HG: It was also during that time spent in Vancouver that you were able to develop some quietly effective gap to gap power, which is currently a very prominent part of your scouting report. When did you start to work on hitting all over the field? Was it something that you’d been working on since your time in Brooklyn (Joshua’s hometown) or at San Jacinto (where Joshua went to high school)?

JP: It’s actually something I’ve been working on since back in Brooklyn, it was one of the first things my father was on me about – being able to hit to all fields. He would always bring up the best hitters that played the game like Rod Carew and Pete Rose, these great hitters were always able to hit to all fields. Gap to gap, you can go to left field, you can go to right field, down the line, either way, he would always illustrate that the best hitters could hit the ball anywhere.

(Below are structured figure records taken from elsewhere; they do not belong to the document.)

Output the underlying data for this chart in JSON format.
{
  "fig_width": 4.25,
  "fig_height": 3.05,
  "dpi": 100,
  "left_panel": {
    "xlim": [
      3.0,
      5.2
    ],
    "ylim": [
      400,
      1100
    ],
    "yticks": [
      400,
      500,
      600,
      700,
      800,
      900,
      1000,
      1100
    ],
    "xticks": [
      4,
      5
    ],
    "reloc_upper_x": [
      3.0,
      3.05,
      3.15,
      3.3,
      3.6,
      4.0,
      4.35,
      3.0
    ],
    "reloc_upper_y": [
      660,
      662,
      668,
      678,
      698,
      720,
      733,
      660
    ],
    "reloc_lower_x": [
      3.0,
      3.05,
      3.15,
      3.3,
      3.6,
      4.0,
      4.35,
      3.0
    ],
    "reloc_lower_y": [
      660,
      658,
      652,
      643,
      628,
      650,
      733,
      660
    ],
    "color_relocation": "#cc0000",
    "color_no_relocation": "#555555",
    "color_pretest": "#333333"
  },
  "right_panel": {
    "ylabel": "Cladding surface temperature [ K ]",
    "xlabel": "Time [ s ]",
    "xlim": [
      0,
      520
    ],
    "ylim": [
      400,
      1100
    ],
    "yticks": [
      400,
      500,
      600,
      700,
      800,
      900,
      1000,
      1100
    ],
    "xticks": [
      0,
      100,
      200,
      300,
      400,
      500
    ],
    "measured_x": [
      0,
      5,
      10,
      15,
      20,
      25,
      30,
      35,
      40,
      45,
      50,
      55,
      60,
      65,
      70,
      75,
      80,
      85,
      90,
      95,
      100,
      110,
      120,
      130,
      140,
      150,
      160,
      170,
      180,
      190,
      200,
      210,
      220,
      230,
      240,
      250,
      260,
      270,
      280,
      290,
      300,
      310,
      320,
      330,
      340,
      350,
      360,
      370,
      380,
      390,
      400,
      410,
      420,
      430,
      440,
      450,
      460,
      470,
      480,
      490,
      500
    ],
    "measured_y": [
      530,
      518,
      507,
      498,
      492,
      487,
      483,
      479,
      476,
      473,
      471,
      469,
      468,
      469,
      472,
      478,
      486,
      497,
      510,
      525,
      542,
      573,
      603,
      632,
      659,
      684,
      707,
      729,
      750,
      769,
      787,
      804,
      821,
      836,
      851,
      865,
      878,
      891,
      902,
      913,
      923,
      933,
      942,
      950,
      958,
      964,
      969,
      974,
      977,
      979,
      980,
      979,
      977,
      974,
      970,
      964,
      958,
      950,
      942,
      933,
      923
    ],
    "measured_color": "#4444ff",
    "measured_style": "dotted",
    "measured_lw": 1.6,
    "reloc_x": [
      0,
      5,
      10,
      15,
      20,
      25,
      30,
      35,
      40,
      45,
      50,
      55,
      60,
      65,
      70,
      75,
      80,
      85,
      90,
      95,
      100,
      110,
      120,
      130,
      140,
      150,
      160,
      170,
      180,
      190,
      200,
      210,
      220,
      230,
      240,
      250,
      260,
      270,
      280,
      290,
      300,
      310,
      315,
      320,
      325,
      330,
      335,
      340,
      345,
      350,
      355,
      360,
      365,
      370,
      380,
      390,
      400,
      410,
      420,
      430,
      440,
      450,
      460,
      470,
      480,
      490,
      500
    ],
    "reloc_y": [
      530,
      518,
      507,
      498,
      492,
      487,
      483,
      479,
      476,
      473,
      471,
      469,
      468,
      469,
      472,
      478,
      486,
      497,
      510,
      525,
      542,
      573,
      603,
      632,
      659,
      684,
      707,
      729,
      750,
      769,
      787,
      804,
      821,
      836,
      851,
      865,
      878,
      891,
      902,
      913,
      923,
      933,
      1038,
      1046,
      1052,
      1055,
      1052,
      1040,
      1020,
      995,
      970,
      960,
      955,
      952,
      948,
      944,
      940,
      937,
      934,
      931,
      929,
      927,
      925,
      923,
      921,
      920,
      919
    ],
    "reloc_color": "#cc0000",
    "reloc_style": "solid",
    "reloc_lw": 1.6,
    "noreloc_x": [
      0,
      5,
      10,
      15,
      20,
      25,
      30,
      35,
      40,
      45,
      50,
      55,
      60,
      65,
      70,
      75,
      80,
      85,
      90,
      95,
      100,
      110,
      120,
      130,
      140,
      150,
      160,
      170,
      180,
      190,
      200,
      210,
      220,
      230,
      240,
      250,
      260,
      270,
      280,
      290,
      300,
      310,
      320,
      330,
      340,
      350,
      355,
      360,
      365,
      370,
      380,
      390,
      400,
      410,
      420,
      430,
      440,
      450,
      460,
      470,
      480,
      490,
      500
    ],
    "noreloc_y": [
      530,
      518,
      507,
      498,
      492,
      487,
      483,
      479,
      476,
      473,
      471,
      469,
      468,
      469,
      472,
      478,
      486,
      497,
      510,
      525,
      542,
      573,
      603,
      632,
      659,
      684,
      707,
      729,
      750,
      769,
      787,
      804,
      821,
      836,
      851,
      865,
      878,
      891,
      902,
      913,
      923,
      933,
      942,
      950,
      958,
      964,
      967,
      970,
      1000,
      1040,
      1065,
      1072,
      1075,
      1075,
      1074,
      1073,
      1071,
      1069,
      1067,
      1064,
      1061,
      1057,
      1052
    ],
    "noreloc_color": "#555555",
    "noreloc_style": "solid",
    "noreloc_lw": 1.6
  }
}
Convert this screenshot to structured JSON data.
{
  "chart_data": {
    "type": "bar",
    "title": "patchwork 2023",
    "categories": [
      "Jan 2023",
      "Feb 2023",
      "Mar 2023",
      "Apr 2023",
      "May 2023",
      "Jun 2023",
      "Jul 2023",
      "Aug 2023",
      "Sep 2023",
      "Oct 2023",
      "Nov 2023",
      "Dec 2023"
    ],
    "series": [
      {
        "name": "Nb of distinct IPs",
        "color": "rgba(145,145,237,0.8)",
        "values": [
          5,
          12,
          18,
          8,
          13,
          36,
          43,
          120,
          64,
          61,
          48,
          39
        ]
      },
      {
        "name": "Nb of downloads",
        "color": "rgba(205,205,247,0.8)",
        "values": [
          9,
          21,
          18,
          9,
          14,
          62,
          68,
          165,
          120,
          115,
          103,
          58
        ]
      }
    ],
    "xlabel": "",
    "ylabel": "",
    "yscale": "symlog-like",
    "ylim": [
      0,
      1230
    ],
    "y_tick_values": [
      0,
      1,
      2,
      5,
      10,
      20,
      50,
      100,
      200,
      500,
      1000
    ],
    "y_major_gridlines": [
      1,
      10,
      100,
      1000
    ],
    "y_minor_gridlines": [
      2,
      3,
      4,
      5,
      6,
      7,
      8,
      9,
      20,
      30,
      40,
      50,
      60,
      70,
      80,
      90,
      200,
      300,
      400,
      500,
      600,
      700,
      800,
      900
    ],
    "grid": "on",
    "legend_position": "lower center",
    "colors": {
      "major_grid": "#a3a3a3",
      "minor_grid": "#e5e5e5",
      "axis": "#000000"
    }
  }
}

It’s really difficult for a pitcher to be able to pitch to a guy who can hit the ball to all fields.

HG: Speaking of Brooklyn and San Jacinto, you put up some video game numbers as a senior in New York, .667 average, six doubles… was that a difficult transition for you, moving from the Big Apple to the Lone Star state?

JP: It was an extremely difficult transition, but thankfully I had a lot of help from my Uncle and my father, and a lot of knowledge from their experiences playing professional baseball *. Going to the Lone Star state, there’s a lot of great pitchers, guys throw a lot harder, it is one of the best pitching states I’ve seen thus far and just everyday working and having the will to want to get better helped me transition to that type of baseball.

* Note: Joshua’s uncle, Rey Palacios, was a catcher who spent three years in the major leagues for the Kansas City Royals. His father, Richard, spent time in the Detroit Tigers minor league system.